22:13:29.948708 RdMeta[S] D=0x0001dcc8 B=0x1000 /dev/disk3 /dev/disk3 0.008224 W Adobe Lightroom .49590 22:13:29.949049 RdMeta[S] D=0x000dd859 B=0x1000 /dev/disk3 /dev/disk3 0.000306 W Adobe Lightroom .49590 22:13:29.952965 RdMeta[S] D=0x000e4e30 B=0x1000 /dev/disk3 /dev/disk3 0.003901 W Adobe Lightroom .49590 22:13:29.953272 RdMeta[S] D=0x000dd85b B=0x1000 /dev/disk3 /dev/disk3 0.000274 W Adobe Lightroom .49590 22:13:29.953567 RdMeta[S] D=0x000dd85c B=0x1000 /dev/disk3 /dev/disk3 0.000266 W Adobe Lightroom .49590 22:13:29.953857 RdMeta[S] D=0x000dfebb B=0x1000 /dev/disk3 /dev/disk3 0.000275 W Adobe Lightroom .49590 22:13:29.954149 RdMeta[S] D=0x000dd85e B=0x1000 /dev/disk3 /dev/disk3 0.000276 W Adobe Lightroom .49590 22:13:29.954675 RdMeta[S] D=0x000e3fd2 B=0x1000 /dev/disk3 /dev/disk3 0.000512 W Adobe Lightroom .49590 22:13:29.954966 RdMeta[S] D=0x000dd860 B=0x1000 /dev/disk3 /dev/disk3 0.000275 W Adobe Lightroom .49590 22:13:29.955236 RdMeta[S] D=0x000dfebd B=0x1000 /dev/disk3 /dev/disk3 0.000255 W Adobe Lightroom .49590 22:13:29.955528 RdMeta[S] D=0x000dd862 B=0x1000 /dev/disk3 /dev/disk3 0.000278 W Adobe Lightroom .49590 22:13:29.956094 RdMeta[S] D=0x000e6a65 B=0x1000 /dev/disk3 /dev/disk3 0.000551 W Adobe Lightroom .49590 22:13:29.956382 RdMeta[S] D=0x000dd864 B=0x1000 /dev/disk3 /dev/disk3 0.000270 W Adobe Lightroom .49590 22:13:29.956651 RdMeta[S] D=0x000dfebf B=0x1000 /dev/disk3 /dev/disk3 0.000255 W Adobe Lightroom .49590 22:13:29.956822 RdMeta[S] D=0x000dd866 B=0x1000 /dev/disk3 /dev/disk3 0.000156 W Adobe Lightroom .49590 22:13:29.957331 RdMeta[S] D=0x000e3fd4 B=0x1000 /dev/disk3 /dev/disk3 0.000495 W Adobe Lightroom .49590

Attempting to run BlackMagic Disk Speed Test against that volume hangs, then eventually ends with a Write speed of 0.2 MB/s and doesn't attempt the read test.

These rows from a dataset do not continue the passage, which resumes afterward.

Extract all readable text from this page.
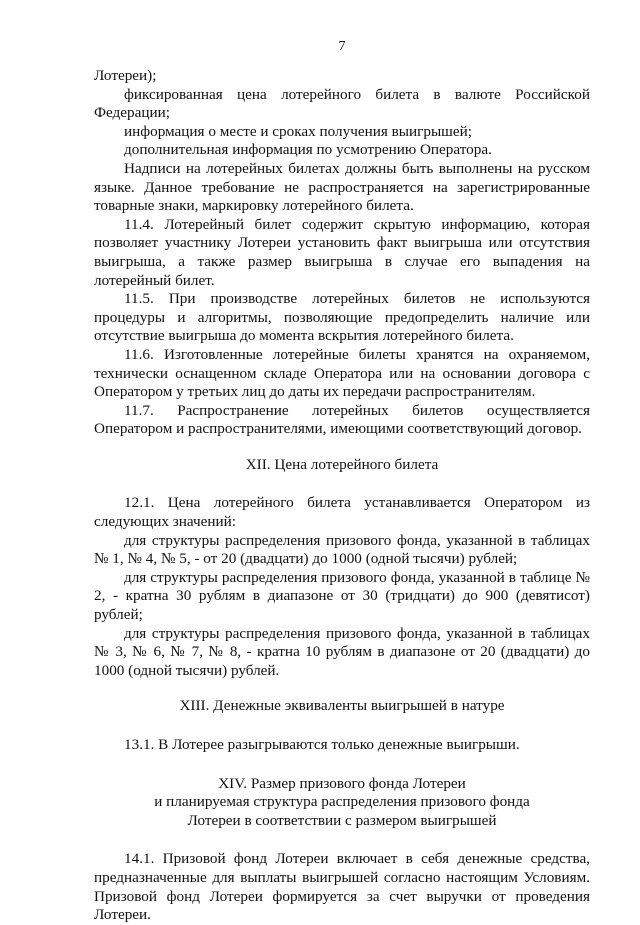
7

Лотереи);

фиксированная цена лотерейного билета в валюте Российской Федерации;

информация о месте и сроках получения выигрышей;

дополнительная информация по усмотрению Оператора.

Надписи на лотерейных билетах должны быть выполнены на русском языке. Данное требование не распространяется на зарегистрированные товарные знаки, маркировку лотерейного билета.

11.4. Лотерейный билет содержит скрытую информацию, которая позволяет участнику Лотереи установить факт выигрыша или отсутствия выигрыша, а также размер выигрыша в случае его выпадения на лотерейный билет.

11.5. При производстве лотерейных билетов не используются процедуры и алгоритмы, позволяющие предопределить наличие или отсутствие выигрыша до момента вскрытия лотерейного билета.

11.6. Изготовленные лотерейные билеты хранятся на охраняемом, технически оснащенном складе Оператора или на основании договора с Оператором у третьих лиц до даты их передачи распространителям.

11.7. Распространение лотерейных билетов осуществляется Оператором и распространителями, имеющими соответствующий договор.

XII. Цена лотерейного билета

12.1. Цена лотерейного билета устанавливается Оператором из следующих значений:

для структуры распределения призового фонда, указанной в таблицах № 1, № 4, № 5, - от 20 (двадцати) до 1000 (одной тысячи) рублей;

для структуры распределения призового фонда, указанной в таблице № 2, - кратна 30 рублям в диапазоне от 30 (тридцати) до 900 (девятисот) рублей;

для структуры распределения призового фонда, указанной в таблицах № 3, № 6, № 7, № 8, - кратна 10 рублям в диапазоне от 20 (двадцати) до 1000 (одной тысячи) рублей.

XIII. Денежные эквиваленты выигрышей в натуре

13.1. В Лотерее разыгрываются только денежные выигрыши.

XIV. Размер призового фонда Лотереи

и планируемая структура распределения призового фонда

Лотереи в соответствии с размером выигрышей

14.1. Призовой фонд Лотереи включает в себя денежные средства, предназначенные для выплаты выигрышей согласно настоящим Условиям. Призовой фонд Лотереи формируется за счет выручки от проведения Лотереи.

Without the array connected, I can get 900-1200 MB/s off the boot SSD. (not bad for a 10-year old system...), though finder hangs while trying to enumerate the available volumes (figuring problems reading the array).

Promise Utility works, slowly... and I mean much more slowly than the usual "slow"... The dashboard is all-green, no errors in any of the event info or disk info. The system Service Report generates properly, and no errors are evident. The 8x 8TB drives show between 23000-36000 power-on hours and all the SMART metrics are either of type old_age or pre_fail. None indicate faults of any sort.

Unfortunately, iotop won't work with SIP enabled, and disabling, then reenabling while excluding dtrace isn't enough for iotop to work properly either... so stuck with just the log of fs_usage output.

How to trace if the issue is the kernel extension? I'm tempted to try a new TB2 cable and a different TB controller/port.

lgarron commented 1 month ago

Still happening. The entire system comes to a crawl. Some UI still works, but many apps are frozen and near-frozen due to disk access.  → "Restart" and sudo reboot now almost work, but they take minutes and minutes to offer to force quit apps due to being frozen. After long enough of this nonsense, unplugging the Pegasus32 Thunderbolt cable immediately causes macOS to resume normal function.

I blame PROMISE's dext, but who knows.